7 Simple Food Photography Tips
And let’s face it, food photography isn’t just for bloggers. We’re all sharing pics of our yummy lunches and sweet desserts on Instagram, right? Below I’m sharing 7 simple food photography tips. You don’t need any special equipment to start using them right away. (And yes, you can do all of this on your phone!)
Use Natural Light
This is my #1 top tip. I try to shoot all of my food photos outside and in the shade. If you shoot in the sun you’ll probably end up with harsh shadows. Find a shady spot (or an overcast day) and use natural light to take your pics. After about 3pm my patio is covered in shade so I take everything out there to get my pics. You can see my legs at the bottom of this pic.
Can’t get your food outside? Try to get close to a window or other source of natural light.
Try Another Angle
Sometimes food looks best shot from above, and being the pretty short person that I am, I’ll get a small step stool or stand on a chair to be able to get that angle.
But don’t be afraid to shoot from the side to show your food in a different way. Take a bunch of pics from different angles and then see which you like best. You might be surprised!
Odd Numbers are Best
When laying out your food, remember that odd numbers of items seem to look best together. In this stack of brownies, I went with 3, not 2 or 4. Keep that in mind when you’re arranging your food. If you have individual items to showcase, go with an odd number on the plate.
Green is my go-to to brighten up a dish. If the colors of the food are a little blah, consider adding some fresh herbs to brighten it up. On the other hand, don’t go too crazy with different colors or you could just make a mess of your shot. Think about how everything looks together, almost like you’re coordinating an outfit.
You’ll want to use a pretty neutral background to create your layout, too. Marble and wood are great choices. And if you don’t have anything like that in your house, you can easily purchase a vinyl background (I got a bunch on Etsy and here are some on Amazon). I love this tutorial from my friend at A Grande Life on creating some really inexpensive, beautiful backgrounds.
Decorate With Ingredients and Props
Without making your scene feel overcrowded and messy, you can fill in empty spaces with simple props. Using ingredients is often a good way to communicate what’s in the food. For example, chocolate chips can be strewn around a plate of cookies. Blueberries can add color and fill in the blanks around a tray of muffins.
You can also add serving utensils like wooden tons, or a pretty napkin. Finding the right balance between filling in that empty space and not jamming too much into the shot is the key. Play around and take a bunch of photos to see what you like best!
Consider Your Crop
I often shoot images either for my blog posts (I use 4×6 for that) or for Instagram (square photos). A lot of times the ‘edges’ of my set up don’t look too pretty, but I don’t worry about that because I know I’m going to crop it. So pay attention to what’s in the background (no one wants to see a messy kitchen, etc) but just keep your crop dimensions in mind. If you’re going to crop out the edges, don’t worry about creating the perfect square scene for Instagram.

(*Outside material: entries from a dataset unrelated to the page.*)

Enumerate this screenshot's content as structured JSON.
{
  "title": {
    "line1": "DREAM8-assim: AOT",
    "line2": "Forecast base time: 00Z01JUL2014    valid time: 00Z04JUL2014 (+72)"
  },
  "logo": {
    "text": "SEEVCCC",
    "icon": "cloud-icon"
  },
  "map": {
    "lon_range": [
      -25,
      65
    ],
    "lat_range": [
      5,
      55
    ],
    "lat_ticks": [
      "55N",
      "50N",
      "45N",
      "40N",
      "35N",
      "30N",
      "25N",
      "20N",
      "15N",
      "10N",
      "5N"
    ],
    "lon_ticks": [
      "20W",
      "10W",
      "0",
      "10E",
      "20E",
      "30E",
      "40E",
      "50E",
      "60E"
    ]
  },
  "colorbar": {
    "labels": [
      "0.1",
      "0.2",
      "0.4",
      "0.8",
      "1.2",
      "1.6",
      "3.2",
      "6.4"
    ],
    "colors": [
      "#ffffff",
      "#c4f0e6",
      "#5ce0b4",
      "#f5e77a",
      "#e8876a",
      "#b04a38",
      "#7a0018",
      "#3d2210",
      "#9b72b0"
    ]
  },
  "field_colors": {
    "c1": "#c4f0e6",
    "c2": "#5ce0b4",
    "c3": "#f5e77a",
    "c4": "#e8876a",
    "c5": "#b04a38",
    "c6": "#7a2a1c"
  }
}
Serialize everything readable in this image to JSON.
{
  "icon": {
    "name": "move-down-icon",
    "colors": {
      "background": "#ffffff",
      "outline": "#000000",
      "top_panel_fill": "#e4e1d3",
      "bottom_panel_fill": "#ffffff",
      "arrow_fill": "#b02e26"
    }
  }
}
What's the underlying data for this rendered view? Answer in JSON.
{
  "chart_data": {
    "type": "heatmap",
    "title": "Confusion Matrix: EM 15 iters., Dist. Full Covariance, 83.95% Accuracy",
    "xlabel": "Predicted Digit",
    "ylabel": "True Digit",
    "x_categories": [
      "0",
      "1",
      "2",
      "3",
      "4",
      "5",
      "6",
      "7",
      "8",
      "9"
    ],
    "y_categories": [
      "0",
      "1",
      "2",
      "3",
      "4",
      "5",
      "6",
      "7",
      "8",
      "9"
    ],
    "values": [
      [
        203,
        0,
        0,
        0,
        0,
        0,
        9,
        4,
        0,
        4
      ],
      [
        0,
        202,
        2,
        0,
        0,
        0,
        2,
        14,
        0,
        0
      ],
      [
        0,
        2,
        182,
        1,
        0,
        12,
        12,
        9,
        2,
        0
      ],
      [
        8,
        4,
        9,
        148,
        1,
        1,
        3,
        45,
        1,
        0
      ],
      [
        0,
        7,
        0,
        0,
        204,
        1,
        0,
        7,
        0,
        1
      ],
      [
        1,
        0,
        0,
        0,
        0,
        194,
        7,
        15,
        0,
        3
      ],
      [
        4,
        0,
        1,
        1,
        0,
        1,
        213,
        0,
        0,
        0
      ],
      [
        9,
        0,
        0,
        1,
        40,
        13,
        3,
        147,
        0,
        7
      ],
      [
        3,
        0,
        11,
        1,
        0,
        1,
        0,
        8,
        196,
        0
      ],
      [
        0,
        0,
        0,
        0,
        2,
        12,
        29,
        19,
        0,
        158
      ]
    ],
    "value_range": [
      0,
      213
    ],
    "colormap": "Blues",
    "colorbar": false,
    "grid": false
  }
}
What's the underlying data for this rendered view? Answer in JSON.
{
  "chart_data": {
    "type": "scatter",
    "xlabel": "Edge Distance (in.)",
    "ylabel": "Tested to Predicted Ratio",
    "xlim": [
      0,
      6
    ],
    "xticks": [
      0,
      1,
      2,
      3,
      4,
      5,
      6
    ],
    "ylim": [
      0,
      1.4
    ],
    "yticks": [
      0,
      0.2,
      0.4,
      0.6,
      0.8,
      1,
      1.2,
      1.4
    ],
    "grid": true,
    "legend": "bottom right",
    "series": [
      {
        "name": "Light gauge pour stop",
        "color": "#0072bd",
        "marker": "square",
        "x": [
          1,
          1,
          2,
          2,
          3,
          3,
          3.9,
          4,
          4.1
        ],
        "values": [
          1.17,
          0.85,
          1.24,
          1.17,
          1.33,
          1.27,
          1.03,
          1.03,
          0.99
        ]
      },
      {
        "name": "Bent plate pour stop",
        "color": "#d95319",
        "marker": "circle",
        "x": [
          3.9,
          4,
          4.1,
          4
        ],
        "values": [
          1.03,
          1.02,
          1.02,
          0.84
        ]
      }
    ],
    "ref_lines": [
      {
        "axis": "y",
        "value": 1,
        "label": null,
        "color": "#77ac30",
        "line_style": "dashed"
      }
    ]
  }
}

And be sure to think ahead to what images you’ll need. For this project, I needed a square shot for Instagram, and a landscape shot for Facebook. Sometimes that means getting different angles to fill different dimensions.
Watch for Scavengers
This is my sorta-joking last tip: If you need time to take your pics before you allow your family to dig in, plan accordingly. Thankfully I got my pics before these two devoured the entire platter. Throw a snack the kids’ way to keep them occupied before you plate this all up.
What other quick and easy food photography tips would you add to my list?